With the country still in the midst of lockdown and no sign of any live music in the foreseeable future if at all this year I thought I would take the opportunity to look back in the archives, sounds posh I know but it’s just an spreadsheet, and revisit gigs I attended on this day down the years. I will keep this going until I can attend my first gig again in person so hopefully this also brings back memories for my gig going chums who have joined me on this great musical journey down the years.
Just a couple today for my look back trip down memory lane for you down the years.
1991, Squeeze, Town & Country, London
Another Squeeze gig, this time the ‘Play’ tour which is a fine album and probably their best after the eighties classics with of course ‘East Side Story’ being the pinnacle. Who knows who was in the line-up at this time such is its fluid nature but obviously Difford and Tillbrook were front and centre.
Nothing to really say about the gig itself. I have reviewed them multiple times on this page and there’s never a bad show so chalk this one up as another goodie.
1981, Gillan, Hammersmith Odeon, London
This was only my fourth ever gig some thirty nine years ago and with this show I completed seeing the whole of the Deep Purple MK II line-up with Whitesnake and Rainbow coming before this.
This was the Double Trouble show and the line-up had Janick Gers on guitar and the great John McCoy on bass a hulk of a man, bald head, thick goatee who would be hitched to some wires and would fly around the stage. He also had an interesting bass style with his left hand coming over the guitar neck and not underneath. They provided the perfect foil to Gillan, who has that most unique rock voice with a very large range.
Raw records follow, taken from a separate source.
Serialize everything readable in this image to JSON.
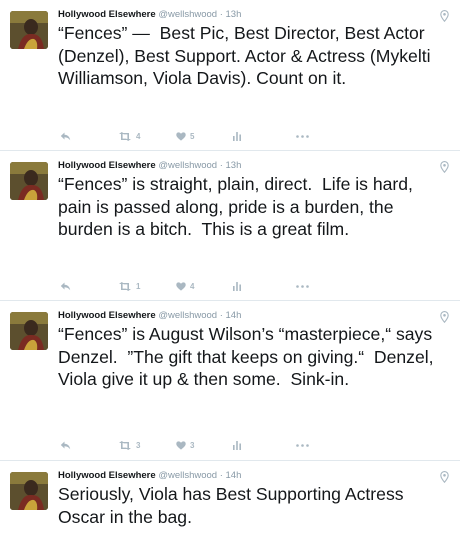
{
  "author": {
    "name": "Hollywood Elsewhere",
    "handle": "@wellshwood"
  },
  "tweets": [
    {
      "time": "· 13h",
      "text": "“Fences” —  Best Pic, Best Director, Best Actor (Denzel), Best Support. Actor & Actress (Mykelti Williamson, Viola Davis). Count on it.",
      "retweets": "4",
      "likes": "5"
    },
    {
      "time": "· 13h",
      "text": "“Fences” is straight, plain, direct.  Life is hard, pain is passed along, pride is a burden, the burden is a bitch.  This is a great film.",
      "retweets": "1",
      "likes": "4"
    },
    {
      "time": "· 14h",
      "text": "“Fences” is August Wilson’s “masterpiece,“ says Denzel.  ”The gift that keeps on giving.“  Denzel, Viola give it up & then some.  Sink-in.",
      "retweets": "3",
      "likes": "3"
    },
    {
      "time": "· 14h",
      "text": "Seriously, Viola has Best Supporting Actress Oscar in the bag.",
      "retweets": "",
      "likes": ""
    }
  ],
  "icons": {
    "reply": "reply-icon",
    "retweet": "retweet-icon",
    "like": "heart-icon",
    "analytics": "analytics-icon",
    "more": "more-icon",
    "location": "location-pin-icon"
  },
  "colors": {
    "action_icon": "#aab8c2",
    "meta_text": "#8899a6",
    "divider": "#e1e8ed"
  }
}
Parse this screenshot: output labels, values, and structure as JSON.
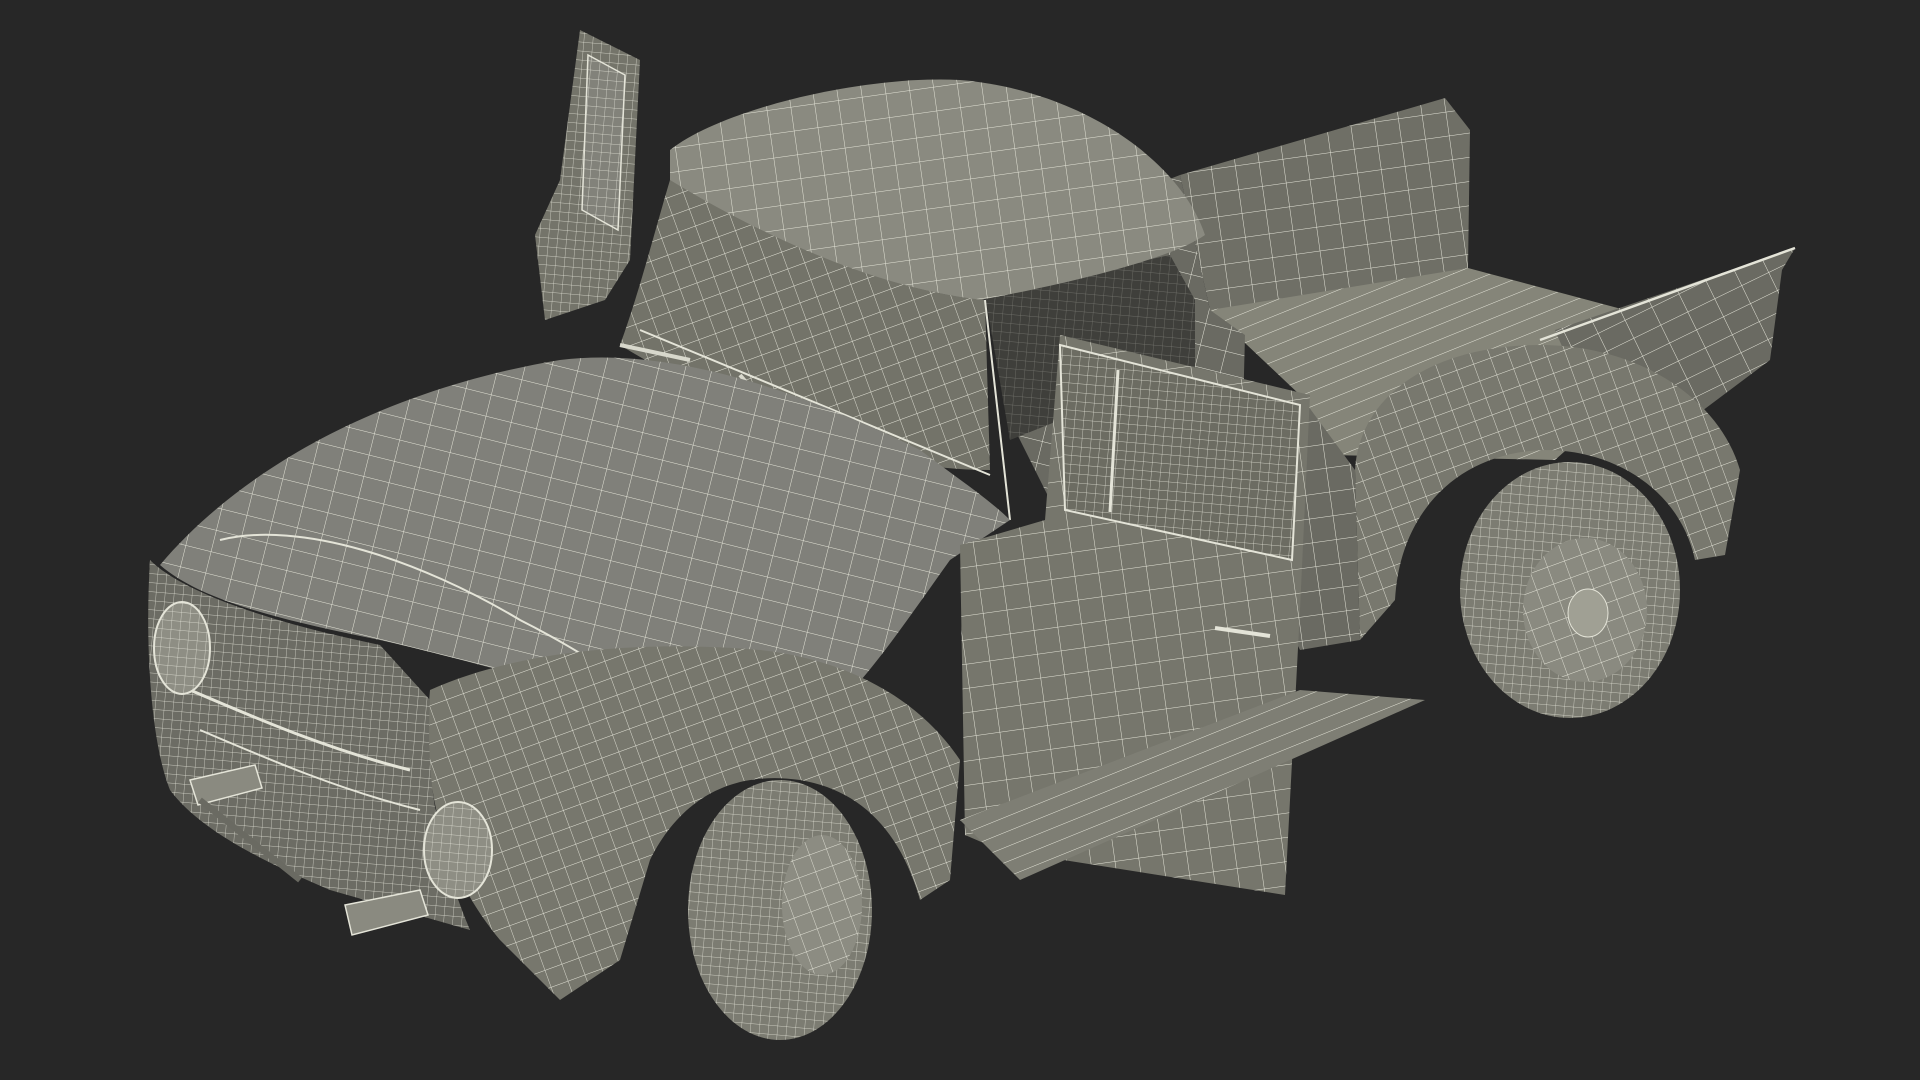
{
  "scene": {
    "subject": "pickup-truck-wireframe",
    "background_color": "#272727",
    "body_color": "#78786e",
    "body_shadow_color": "#5f5f57",
    "body_light_color": "#8a8a80",
    "wire_color": "#e4e4d8",
    "doors": {
      "driver_door": "open",
      "passenger_door": "open"
    }
  }
}
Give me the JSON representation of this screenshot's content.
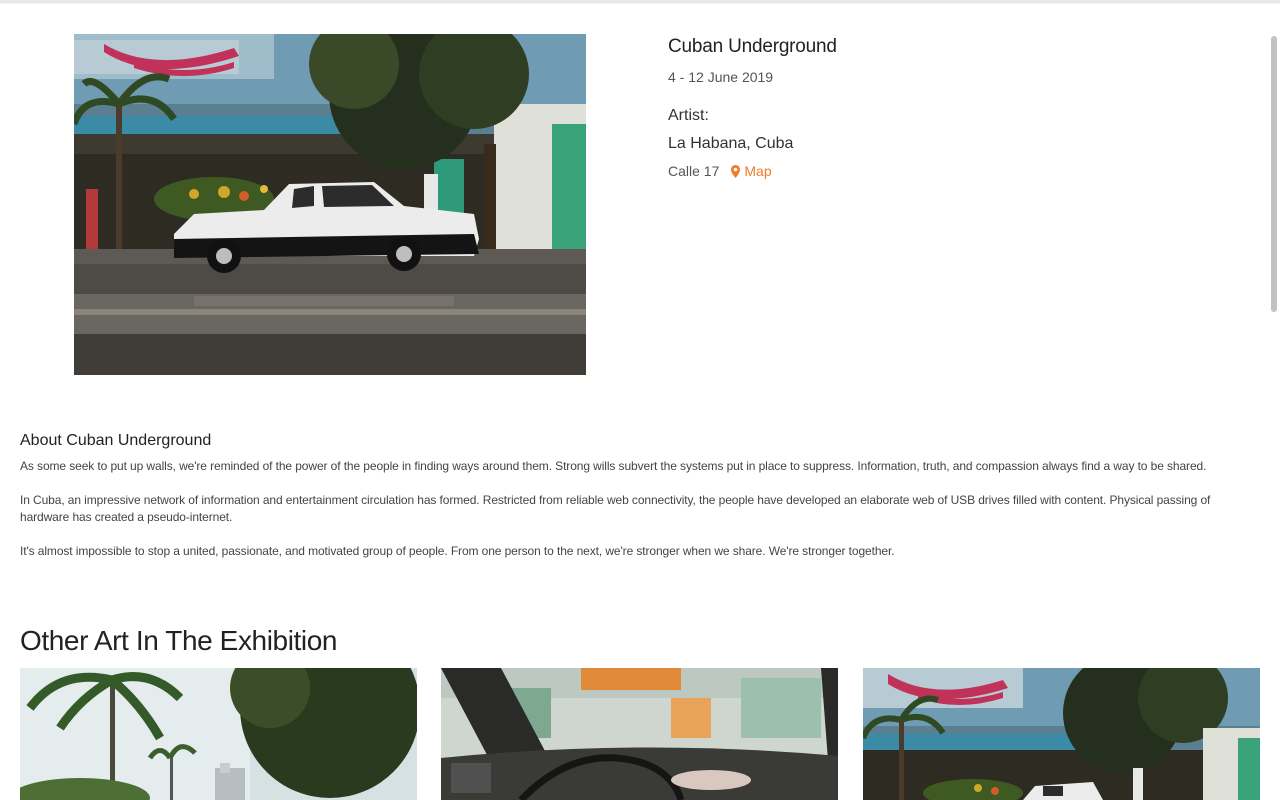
{
  "exhibition": {
    "title": "Cuban Underground",
    "dates": "4 - 12 June 2019",
    "artist_label": "Artist:",
    "location": "La Habana, Cuba",
    "address": "Calle 17",
    "map_label": "Map",
    "hero_image": "street scene with white vintage car"
  },
  "about": {
    "heading": "About Cuban Underground",
    "paragraphs": [
      "As some seek to put up walls, we're reminded of the power of the people in finding ways around them. Strong wills subvert the systems put in place to suppress. Information, truth, and compassion always find a way to be shared.",
      "In Cuba, an impressive network of information and entertainment circulation has formed. Restricted from reliable web connectivity, the people have developed an elaborate web of USB drives filled with content. Physical passing of hardware has created a pseudo-internet.",
      "It's almost impossible to stop a united, passionate, and motivated group of people. From one person to the next, we're stronger when we share. We're stronger together."
    ]
  },
  "other_art": {
    "heading": "Other Art In The Exhibition",
    "items": [
      {
        "image": "palm trees and buildings"
      },
      {
        "image": "car interior with steering wheel"
      },
      {
        "image": "street scene with white vintage car"
      }
    ]
  },
  "colors": {
    "accent": "#f07b2b",
    "text": "#222222",
    "muted": "#555555"
  },
  "icons": {
    "map": "map-pin-icon"
  }
}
I think Budgie may have been the support act with their one hit ‘Bread Fan’ and then it’s the main act themselves and I remember this being a very short set. I am sure they went off after about forty five minutes before the encores. They were brilliant and this was probably the most metal gig I had been to. My abiding memory though was walking back to the bus stop and all you could hear around Hammersmith was the cries of ‘Whoa whoa whoa whoa’ that classic metal chant. For a young pup of a thing it was probably my first experience of that collective feeling of live music and at that time the metal community.
That’s it for today’s trip down memory lane. Here’s hoping we can get to some form of normality soon but I have had several gigs slated for early 2021 already being moved to the back end so that will take it to a full twelve months at least between gigs.
Support your small local venues and smaller artists in these difficult times, stay safe and keep on rockin y’all.